Dans un message posté sur les réseaux sociaux mercredi 21 août, la FDSEA a incité les agriculteurs concernés par de potentielles “attaques” à faire expertiser le/les animaux consommé(s) par leur vétérinaire en collaboration avec la DDCSPP et à signaler leur cas aux numéros dédiés (lire encadré). Des signalements dont le nombre a fondu entre 2022 et 2023 dans le Cantal, passant de 25 à 6, tout comme à l’échelle des huit autres départements concernés par cette problématique et réunis au sein du comité interdépartemental “Vautours et activités d’élevage” coordonné par le préfet de Lozère(1). Rien d’étonnant pour Florence Raynal, éleveuse d’aubrac à Anterrieux et qui suit ce dossier en tant qu’élue à la Chambre d’agriculture : “Les éleveurs ne font plus de signalement car il n’y a aucune suite donnée, l’espèce étant protégée, il ne peut y avoir d’effarouchement, ni d’indemnisation d’ailleurs”, constate l’agricultrice qui souligne pourtant l’importance de faire remonter ces cas auprès des services de l’État pour quantifier et objectiver ces incursions néfastes du vautour fauve en terres d’élevage. Car depuis 2018 et le lancement du comité, le discours officiel, qui s’appuie sur celui “d’enseignements-chercheurs en écoles vétérinaires et de la LPO (Ligue de protection des oiseaux)”, n’a pas varié : le vautour est un charognard strict qui n’intervient que post-mortem sur les animaux et, dans de rares cas (4 sur les 25 du Cantal expertisés en 2022, aucun en 2023) sur des animaux malades ou affaiblis selon les expertises diligentées par l’OFB, le GTV Auvergne Rhône-Alpes (groupement technique vétérinaire) et la Dreal Aura. Aucun cas d’attaque sur des animaux en bonne santé, insistent les services de l’État dans la note en ligne sur le site internet de la préfecture (lire aussi encadré).
Lire sur ce sujet aussi https://www.reussir.fr/agriculture-massif-central/le-comportement-du-vautour-en-expertise
Réguler la population
Insuffisant pour rassurer la profession agricole qui apprécie peu de voir une nouvelle fois sa responsabilité pointée du doigt : “À chaque fois, c’est la faute de l’éleveur qui continue à faire vêler ses vaches dehors, et s’il y a plus de vautours dans nos estives, c’est parce qu’il y aurait plus de vaches mortes à cause du charbon et plus de cas de charbon parce que les éleveurs vaccineraient moins...”, s’agace Florence Raynal. Une enquête a donc été lancée par la chambre d’agriculture du Cantal avec le GTV et le PNR Aubrac pour analyser ce lien supposé de cause à effet. Cette dernière a montré que si la couverture vaccinale avait effectivement reculé, depuis les épisodes de résurgence de la fièvre charbonneuse en 2021, cette dernière est repartie à la hausse. Et parmi les éleveurs enquêtés ayant réalisé des signalements d’interactions avec le vautour, le lien direct entre présence de la maladie et celle de vautours n’a pas été établi.
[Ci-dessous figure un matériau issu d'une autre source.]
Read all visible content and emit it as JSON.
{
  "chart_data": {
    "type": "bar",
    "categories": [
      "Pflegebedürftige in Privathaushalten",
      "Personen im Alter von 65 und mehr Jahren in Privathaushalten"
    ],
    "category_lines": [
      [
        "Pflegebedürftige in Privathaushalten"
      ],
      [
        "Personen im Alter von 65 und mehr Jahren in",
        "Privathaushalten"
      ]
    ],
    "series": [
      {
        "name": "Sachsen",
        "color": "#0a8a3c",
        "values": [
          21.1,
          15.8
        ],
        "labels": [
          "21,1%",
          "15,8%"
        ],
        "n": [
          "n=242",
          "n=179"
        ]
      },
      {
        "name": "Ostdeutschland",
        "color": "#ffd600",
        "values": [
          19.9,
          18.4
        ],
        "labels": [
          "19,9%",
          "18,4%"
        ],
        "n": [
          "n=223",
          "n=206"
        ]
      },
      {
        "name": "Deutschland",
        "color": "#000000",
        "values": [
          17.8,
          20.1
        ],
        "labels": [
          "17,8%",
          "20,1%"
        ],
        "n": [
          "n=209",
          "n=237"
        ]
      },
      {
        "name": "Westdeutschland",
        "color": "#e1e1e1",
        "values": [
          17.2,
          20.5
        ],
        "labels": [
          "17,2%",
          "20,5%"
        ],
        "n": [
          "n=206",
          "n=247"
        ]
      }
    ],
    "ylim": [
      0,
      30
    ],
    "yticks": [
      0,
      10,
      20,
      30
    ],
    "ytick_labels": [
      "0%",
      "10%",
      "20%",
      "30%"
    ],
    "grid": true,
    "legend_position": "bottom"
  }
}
Une chose est sûre, charbon ou pas, la population de vautours fauves - dont 300 individus ont été réintroduits entre 1981 et 2006 dans les Cévennes et Préalpes du Sud - affiche une croissance continue de + 10 % ces dernières années dans le Massif central : 922 couples ont ainsi été recensés en 2023, soit 17 couples de plus qu’un an auparavant. “On espérait que la grippe aviaire limiterait la population, elle a juste limité la progression à + 2 % au lieu des + 10 %”, regrette l’agricultrice de l’Aubrac, pointant deux autres aspects : sanitaire avec la question d’une possible contamination par les vautours des points d’abreuvement et l’affolement des animaux lors de ces “interactions”. Sur les réseaux sociaux, la FDSEA a réaffirmé ses revendications, réclamant “la protection de nos animaux, la mise en place de mesures d’effarouchement et la régulation de la population de vautours”.
(1) Ardèche, Aveyron, Gard, Haute-Loire, Hérault, Lozère, Puy-de-Dôme, Tarn.